Ancak, Xia Ping’in Savaş Tanrısı’nın sözlerini dinlemesinin hiçbir yolu yoktu. Elindeki Reenkarnasyon Kalemi, Savaş Tanrısı’nın ruhunu kesti ve boşluğa bir çizgi çekti.
PATLAMASI!
Bir anda, Reenkarnasyon Kalemi’nin ucundan koyu altın bir ışık çıktı. Bu ışık, Xia Ping’in daha önce kullandığı mistik becerilerden bile daha korkunçtu.
Bu, Xia Ping’in Eski Kadim’in sonraki aşamasına ulaştıktan sonra tam gücünü ilk kez kullanmasıydı.
Bu koyu altın ışık son derece korkunçtu.
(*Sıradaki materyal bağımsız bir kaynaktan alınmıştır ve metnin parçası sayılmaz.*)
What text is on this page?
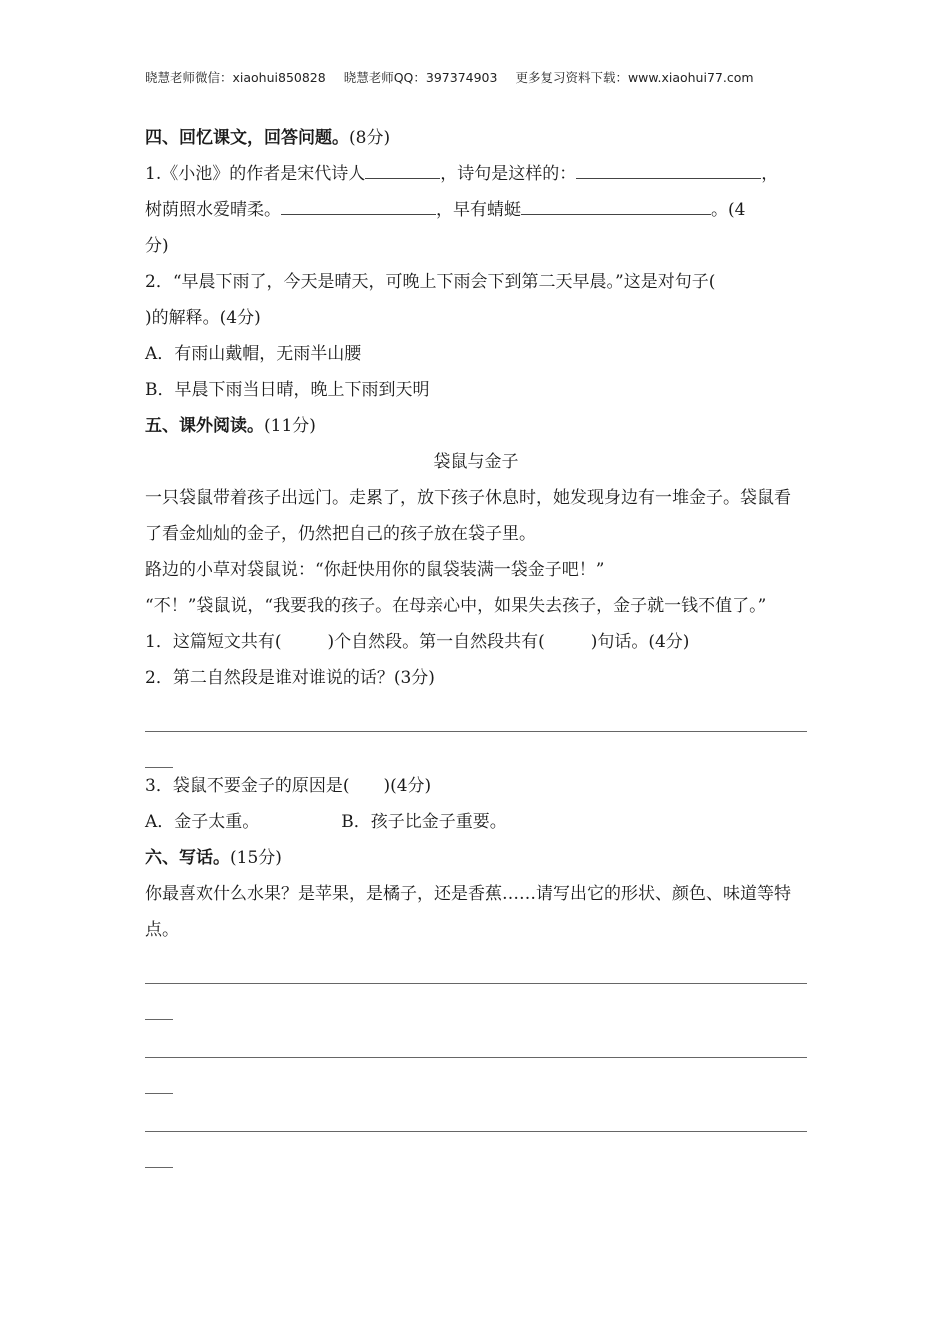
晓慧老师微信：xiaohui850828 晓慧老师QQ：397374903 更多复习资料下载：www.xiaohui77.com
四、回忆课文，回答问题。(8分)
1.《小池》的作者是宋代诗人	，诗句是这样的：	，
树荫照水爱晴柔。	，早有蜻蜓	。(4
分)
2．“早晨下雨了，今天是晴天，可晚上下雨会下到第二天早晨。”这是对句子(
)的解释。(4分)
A．有雨山戴帽，无雨半山腰
B．早晨下雨当日晴，晚上下雨到天明
五、课外阅读。(11分)
袋鼠与金子
一只袋鼠带着孩子出远门。走累了，放下孩子休息时，她发现身边有一堆金子。袋鼠看了看金灿灿的金子，仍然把自己的孩子放在袋子里。
路边的小草对袋鼠说：“你赶快用你的鼠袋装满一袋金子吧！”
“不！”袋鼠说，“我要我的孩子。在母亲心中，如果失去孩子，金子就一钱不值了。”
1．这篇短文共有(	)个自然段。第一自然段共有(	)句话。(4分)
2．第二自然段是谁对谁说的话？(3分)
3．袋鼠不要金子的原因是( )(4分)
A．金子太重。	B．孩子比金子重要。
六、写话。(15分)
你最喜欢什么水果？是苹果，是橘子，还是香蕉……请写出它的形状、颜色、味道等特点。
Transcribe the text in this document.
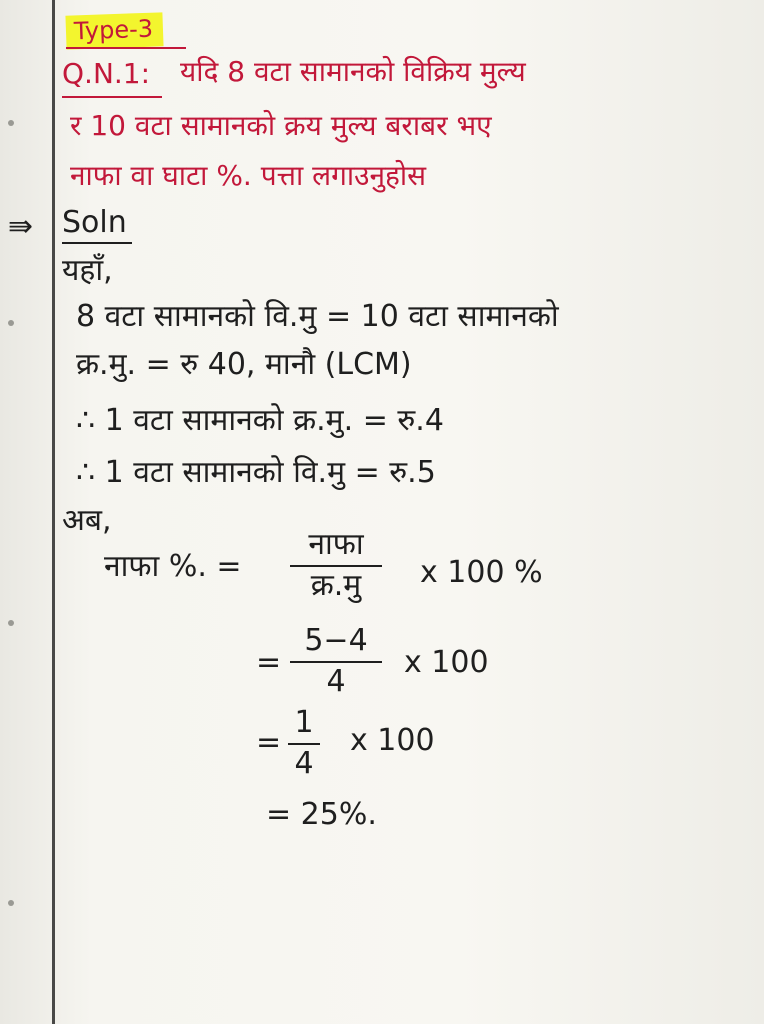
Type-3
Q.N.1: यदि 8 वटा सामानको विक्रिय मुल्य
र 10 वटा सामानको क्रय मुल्य बराबर भए
नाफा वा घाटा %. पत्ता लगाउनुहोस
⇛ Soln
यहाँ,
8 वटा सामानको वि.मु = 10 वटा सामानको
क्र.मु. = रु 40, मानौ (LCM)
∴ 1 वटा सामानको क्र.मु. = रु.4
∴ 1 वटा सामानको वि.मु = रु.5
अब,
नाफा %. =
नाफा
क्र.मु	x 100 %
=
5−4
4
x 100
=
1
4
x 100
= 25%.
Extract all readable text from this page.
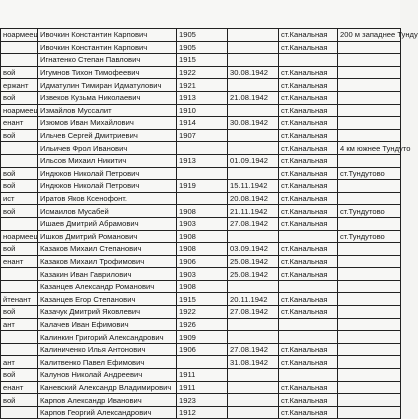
ноармеец	Ивочкин Константин Карпович	1905		ст.Канальная	200 м западнее Тунду
	Ивочкин Константин Карпович	1905		ст.Канальная	
	Игнатенко Степан Павлович	1915			
вой	Игумнов Тихон Тимофеевич	1922	30.08.1942	ст.Канальная	
ержант	Идматулин Тимиран Идматулович	1921		ст.Канальная	
вой	Извеков Кузьма Николаевич	1913	21.08.1942	ст.Канальная	
ноармеец	Измайлов Муссалит	1910		ст.Канальная	
енант	Изюмов Иван Михайлович	1914	30.08.1942	ст.Канальная	
вой	Ильчев Сергей Дмитриевич	1907		ст.Канальная	
	Ильичев Фрол Иванович			ст.Канальная	4 км южнее Тундуто
	Ильсов Михаил Никитич	1913	01.09.1942	ст.Канальная	
вой	Индюков Николай Петрович			ст.Канальная	ст.Тундутово
вой	Индюков Николай Петрович	1919	15.11.1942	ст.Канальная	
ист	Иратов Яков Ксенофонт.		20.08.1942	ст.Канальная	
вой	Исмаилов Мусабей	1908	21.11.1942	ст.Канальная	ст.Тундутово
	Ишаев Дмитрий Абрамович	1903	27.08.1942	ст.Канальная	
ноармеец	Ишков Дмитрий Романович	1908			ст.Тундутово
вой	Казаков Михаил Степанович	1908	03.09.1942	ст.Канальная	
енант	Казаков Михаил Трофимович	1906	25.08.1942	ст.Канальная	
	Казакин Иван Гаврилович	1903	25.08.1942	ст.Канальная	
	Казанцев Александр Романович	1908			
йтенант	Казанцев Егор Степанович	1915	20.11.1942	ст.Канальная	
вой	Казачук Дмитрий Яковлевич	1922	27.08.1942	ст.Канальная	
ант	Калачев Иван Ефимович	1926			
	Калинкин Григорий Александрович	1909			
	Калиниченко Илья Антонович	1906	27.08.1942	ст.Канальная	
ант	Калитвенко Павел Ефимович		31.08.1942	ст.Канальная	
вой	Калунов Николай Андреевич	1911			
енант	Каневский Александр Владимирович	1911		ст.Канальная	
вой	Карпов Александр Иванович	1923		ст.Канальная	
	Карпов Георгий Александрович	1912		ст.Канальная	
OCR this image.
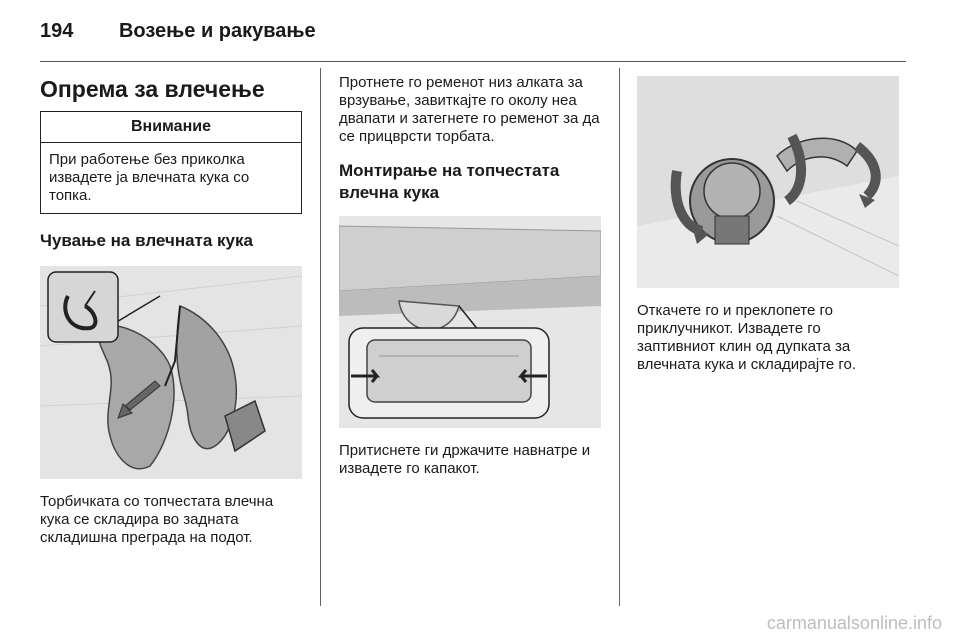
194 Возење и ракување
Опрема за влечење
Внимание

При работење без приколка извадете ја влечната кука со топка.

Чување на влечната кука

Торбичката со топчестата влечна кука се складира во задната складишна преграда на подот.

Протнете го ременот низ алката за врзување, завиткајте го околу неа двапати и затегнете го ременот за да се прицврсти торбата.

Монтирање на топчестата влечна кука

Притиснете ги држачите навнатре и извадете го капакот.

Откачете го и преклопете го приклучникот. Извадете го заптивниот клин од дупката за влечната кука и складирајте го.

carmanualsonline.info
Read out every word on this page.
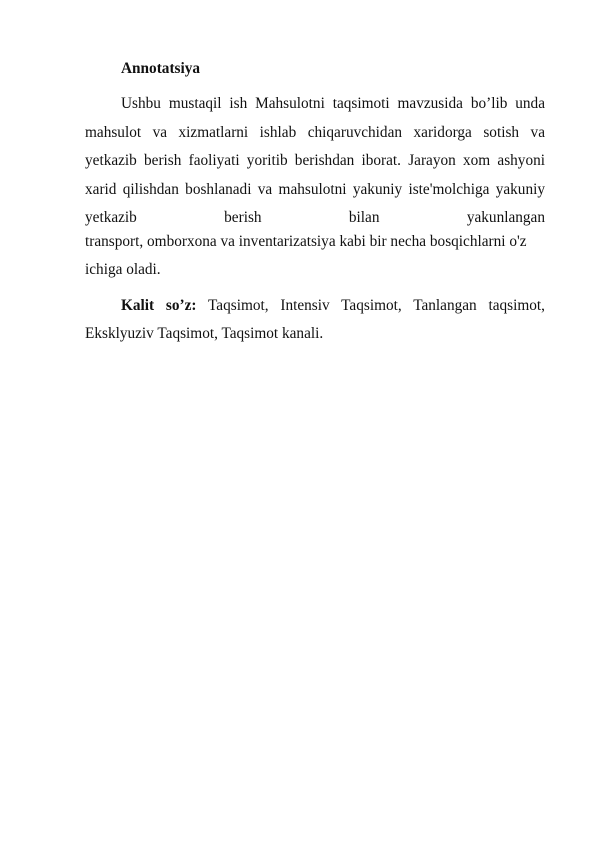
Annotatsiya
Ushbu mustaqil ish Mahsulotni taqsimoti mavzusida bo’lib unda
mahsulot va xizmatlarni ishlab chiqaruvchidan xaridorga sotish va
yetkazib berish faoliyati yoritib berishdan iborat. Jarayon xom ashyoni
xarid qilishdan boshlanadi va mahsulotni yakuniy iste'molchiga yakuniy
yetkazib berish bilan yakunlangan
transport, omborxona va inventarizatsiya kabi bir necha bosqichlarni o'z
ichiga oladi.
Kalit so’z: Taqsimot, Intensiv Taqsimot, Tanlangan taqsimot,
Eksklyuziv Taqsimot, Taqsimot kanali.
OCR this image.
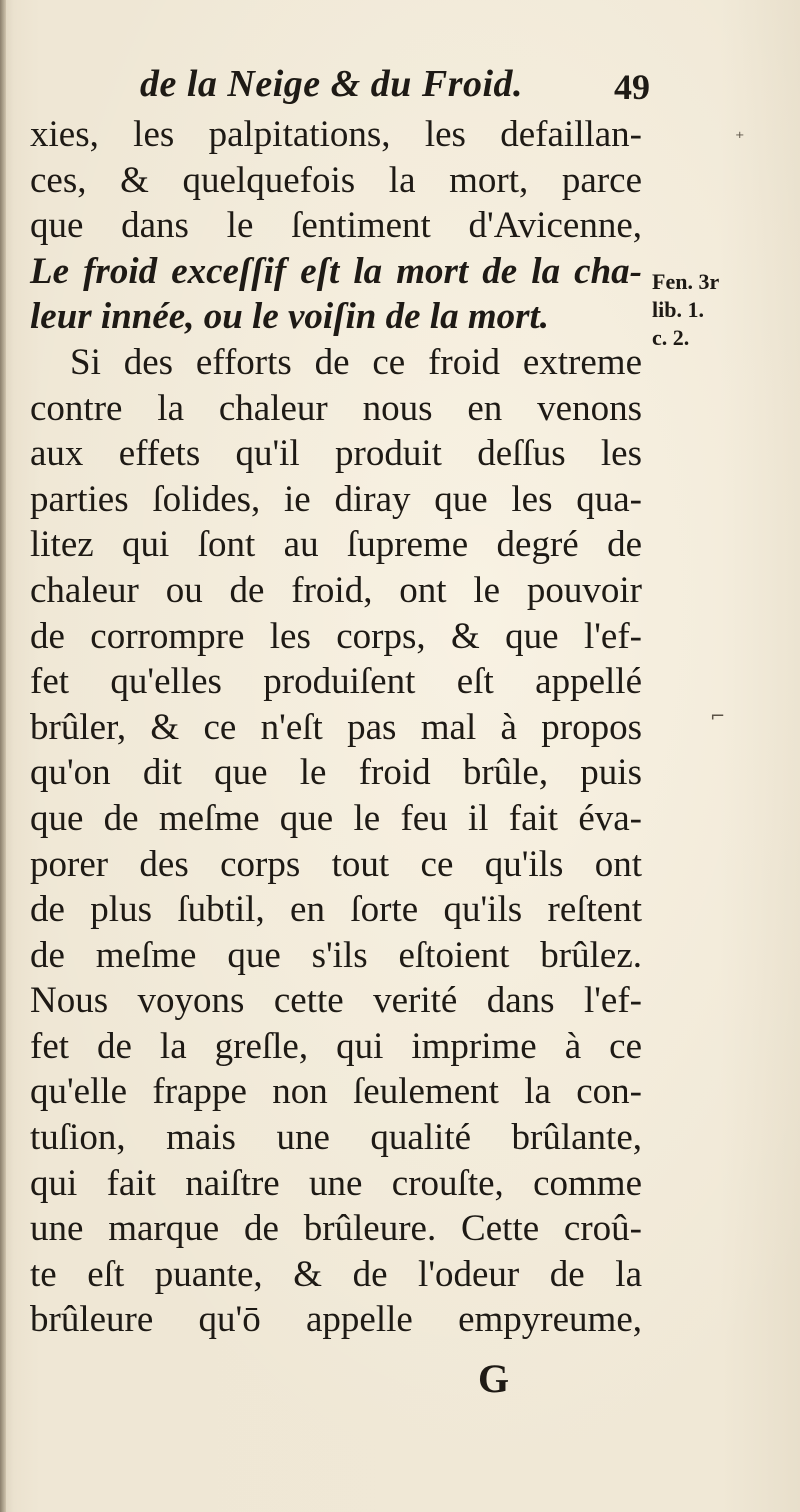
de la Neige & du Froid.	49
xies, les palpitations, les defaillan-
ces, & quelquefois la mort, parce
que dans le ſentiment d'Avicenne,
Le froid exceſſif eſt la mort de la cha-
leur innée, ou le voiſin de la mort.
Si des efforts de ce froid extreme
contre la chaleur nous en venons
aux effets qu'il produit deſſus les
parties ſolides, ie diray que les qua-
litez qui ſont au ſupreme degré de
chaleur ou de froid, ont le pouvoir
de corrompre les corps, & que l'ef-
fet qu'elles produiſent eſt appellé
brûler, & ce n'eſt pas mal à propos
qu'on dit que le froid brûle, puis
que de meſme que le feu il fait éva-
porer des corps tout ce qu'ils ont
de plus ſubtil, en ſorte qu'ils reſtent
de meſme que s'ils eſtoient brûlez.
Nous voyons cette verité dans l'ef-
fet de la greſle, qui imprime à ce
qu'elle frappe non ſeulement la con-
tuſion, mais une qualité brûlante,
qui fait naiſtre une crouſte, comme
une marque de brûleure. Cette croû-
te eſt puante, & de l'odeur de la
brûleure qu'ō appelle empyreume,
Fen. 3r
lib. 1.
c. 2.
G
⁺
⌐
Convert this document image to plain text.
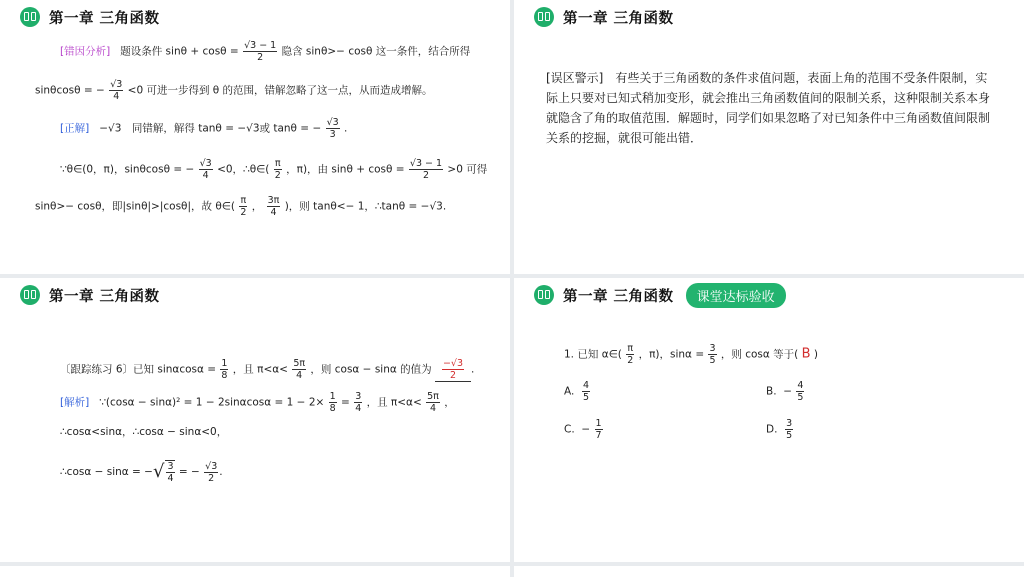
第一章 三角函数
[错因分析] 题设条件 $\sin\theta + \cos\theta = \frac{√3 - 1}{2}$ 隐含 sinθ>− cosθ 这一条件，结合所得
sinθcosθ = − $\frac{√3}{4} <0$ 可进一步得到 θ 的范围，错解忽略了这一点，从而造成增解。
[正解] −√3　同错解，解得 tanθ = −√3或 tanθ = − $\frac{√3}{3}$ .
∵θ∈(0，π)，sinθcosθ = − $\frac{√3}{4} <0$，∴θ∈( $\frac{\pi}{2}$ ，π)，由 $\sin\theta + \cos\theta = \frac{√3 - 1}{2} >0$ 可得
sinθ>− cosθ，即|sinθ|>|cosθ|，故 θ∈( $\frac{\pi}{2}$ ， $\frac{3\pi}{4}$ )，则 tanθ<− 1，∴tanθ = −√3.
第一章 三角函数
[误区警示]　有些关于三角函数的条件求值问题，表面上角的范围不受条件限制，实际上只要对已知式稍加变形，就会推出三角函数值间的限制关系，这种限制关系本身就隐含了角的取值范围．解题时，同学们如果忽略了对已知条件中三角函数值间限制关系的挖掘，就很可能出错．
第一章 三角函数
〔跟踪练习 6〕已知 $\sin\alpha\cos\alpha = \frac{1}{8}$ ，且 $\pi<\alpha< \frac{5\pi}{4}$ ，则 cosα − sinα 的值为 $\frac{-√3}{2}$ .
[解析] ∵(cosα − $\sin\alpha)^2 = 1 - 2\sin\alpha\cos\alpha = 1 - 2\times \frac{1}{8} = \frac{3}{4}$ ，且 $\pi<\alpha< \frac{5\pi}{4}$ ，
∴cosα<sinα，∴cosα − sinα<0，
∴cosα − sinα = −√ $\frac{3}{4}$ = − $\frac{√3}{2}$ .
第一章 三角函数	课堂达标验收
1. 已知 α∈( $\frac{\pi}{2}$ ，π)，$\sin\alpha = \frac{3}{5}$ ，则 cosα 等于( B )
A. $\frac{4}{5}$	B. − $\frac{4}{5}$
C. − $\frac{1}{7}$	D. $\frac{3}{5}$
Kesilip çıkarken, uzayı, zamanı, dünyanın engellerini ve karmayı yırtıyor gibiydi. Tüm maddenin hiçliğe dönüşmesine neden oldu.
Evrenin tüm boşluğunda, sanki geriye kalan tek şey bu koyu altın ışıktı. Sanki bu koyu altın ışık evreni parçalamış ve ikiye bölmüştü.
“Hayır, hayır, hayır!!”
Savaş Tanrısı tiz bir çığlık attı, son derece korkmuş hissediyordu. Henüz yeniden doğmamıştı ve gücünü henüz serbest bırakmamıştı. Hala gerçekleştirmek istediği birçok plan vardı. Hala zirveye dönmek istiyordu. Bu şekilde ölemezdi.
Dong!
Ancak bu güç hiç de onun iradesine göre hareket etmedi. Reenkarnasyon Kaleminin gücü kesildi, Savaş Tanrısı’nın ruhunu parçaladı ve onu tamamen paramparça etti.
Evrenin önceki çağında son derece ünlü olan zavallı Savaş Tanrısı, tek bir kalem darbesiyle tam da bu şekilde öldürüldü. Tamamen düşmüştü ve artık diriltilemezdi.